We frame the problem of closed-loop action chunking as searching for the optimal action among a batch of samples drawn at each time step, $$ a^* = \arg \min_{a \in \mathcal{A}} \mathcal{L}_B(a) + \mathcal{L}_F(a) $$ where $\mathcal{A}$ is the set of sampled action chunks, $ \mathcal{L}_B $ and $ \mathcal{L}_F $ are two criteria measuring the temporal dependency with respect to the backward decision and forward plan. To ensure temporal coherence, we reference the action chunk from the previous time step, $ \hat a := \{ {a}^{(t-1)}_{t-1}, \cdots, {a}^{(t-1)}_{t+l-1} \} $ and minimize the weighted sum of Euclidean distance across $ l - 1 $ overlapping steps: $$ \mathcal{L}_B = \sum_{\tau=0}^{l-1} \rho^\tau \left\| a_{t+\tau}^{(t)} - {\hat a}_{t+\tau}^{(t-1)} \right\|_2. $$ This backward objective encourages similar latent strategies between consecutive steps while allowing for gradual adaptation to unforeseen transition dynamics.
A robust policy should predict far enough to capture temporal dependencies in demonstrations. To ensure this, we compare each candidate plan with two reference sets: one from a well-trained model as the stronger policy, and another from an early underfitting checkpoint or a shorter prediction horizon model as the weaker policy. The forward objective minimizes the average distance to positive samples from the strong policy and maximizes the average distance to negative samples from the weak policy: $$ \mathcal{L}_F = \frac{1}{N}\left(\sum_{a^{+} \in \mathcal{A}^{+}} \sum_{\tau=0}^{l} \left\| a^{(t)}_{t+\tau} - a^{+}_{t+\tau} \right\|_2 - \sum_{a^{-} \in \mathcal{A}^{-}} \sum_{\tau=0}^{l} \left\| a^{(t)}_{t+\tau} - a^{-}_{t+\tau} \right\|_2\right),$$ where $ \mathcal{A}^{+} = \mathcal{A} \setminus \{a\} $ is the positive set predicted by the strong policy $ \pi $, $ \mathcal{A}^{-} $ is the negative set predicted by the weak policy $ \pi' $ and $N$ is the sample size.

Real World Experiments: Dynamic Moving Objects

Vanilla Open-Loop

Consistent but unreactive to cup's motion.

Vanilla Closed-Loop

Reactive but inconsistent causing jittery motion.

EMA Closed-Loop

Reactions are slow and fails to grasp the cup firmly.

BID Closed-Loop

Consistent with plan and reactive to cup's motion.

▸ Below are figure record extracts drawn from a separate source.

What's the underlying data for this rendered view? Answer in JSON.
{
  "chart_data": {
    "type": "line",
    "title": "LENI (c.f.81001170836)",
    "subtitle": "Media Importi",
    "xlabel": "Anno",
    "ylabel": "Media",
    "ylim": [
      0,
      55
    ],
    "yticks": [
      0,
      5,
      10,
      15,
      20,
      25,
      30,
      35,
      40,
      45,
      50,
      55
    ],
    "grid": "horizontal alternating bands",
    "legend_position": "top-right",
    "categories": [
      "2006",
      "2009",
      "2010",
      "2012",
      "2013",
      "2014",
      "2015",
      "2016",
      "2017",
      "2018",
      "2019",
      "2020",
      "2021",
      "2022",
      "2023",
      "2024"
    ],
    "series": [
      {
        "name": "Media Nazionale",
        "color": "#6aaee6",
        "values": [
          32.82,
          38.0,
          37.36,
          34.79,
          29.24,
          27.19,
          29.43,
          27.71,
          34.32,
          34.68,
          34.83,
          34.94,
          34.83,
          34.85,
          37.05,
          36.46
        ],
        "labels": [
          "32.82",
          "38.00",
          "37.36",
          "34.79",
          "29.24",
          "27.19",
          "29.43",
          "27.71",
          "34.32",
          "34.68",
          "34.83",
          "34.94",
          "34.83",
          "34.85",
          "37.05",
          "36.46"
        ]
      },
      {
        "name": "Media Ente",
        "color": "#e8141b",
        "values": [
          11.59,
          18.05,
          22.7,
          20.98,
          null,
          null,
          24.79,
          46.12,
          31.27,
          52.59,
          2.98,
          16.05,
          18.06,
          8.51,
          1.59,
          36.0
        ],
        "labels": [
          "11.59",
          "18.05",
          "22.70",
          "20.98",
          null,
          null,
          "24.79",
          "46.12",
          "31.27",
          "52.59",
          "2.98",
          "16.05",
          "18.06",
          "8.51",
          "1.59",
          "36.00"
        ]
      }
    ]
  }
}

We use a pretrained diffusion policy and compare the performance of BID with random sampling in open loop, random sampling in closed loop, and Exponential Moving Average (EMA) sampling. The first task is to pick up a moving cup whose initial position is fixed and place it on a nearby saucer. The cup is pulled with a string until both the gripper grasps the cup.

Vanilla Open-Loop
(static environment)

BID Closed-Loop
(static environment)

Vanilla Open-Loop
(dynamic environment)

BID Closed-Loop
(dynamic environment)

Our next task for the robot is to drop a toy into a plastic cup. In the dynamic setting, this cup is moved by hand as the robot carries out the task.

Simulation Experiments: Stochastic Action Noises

In simulation, we evaluate BID on the Push-T, RoboMimic, and 4-Object Franka Kitchen tasks. Below, we provide sample behaviors in stochastic environments.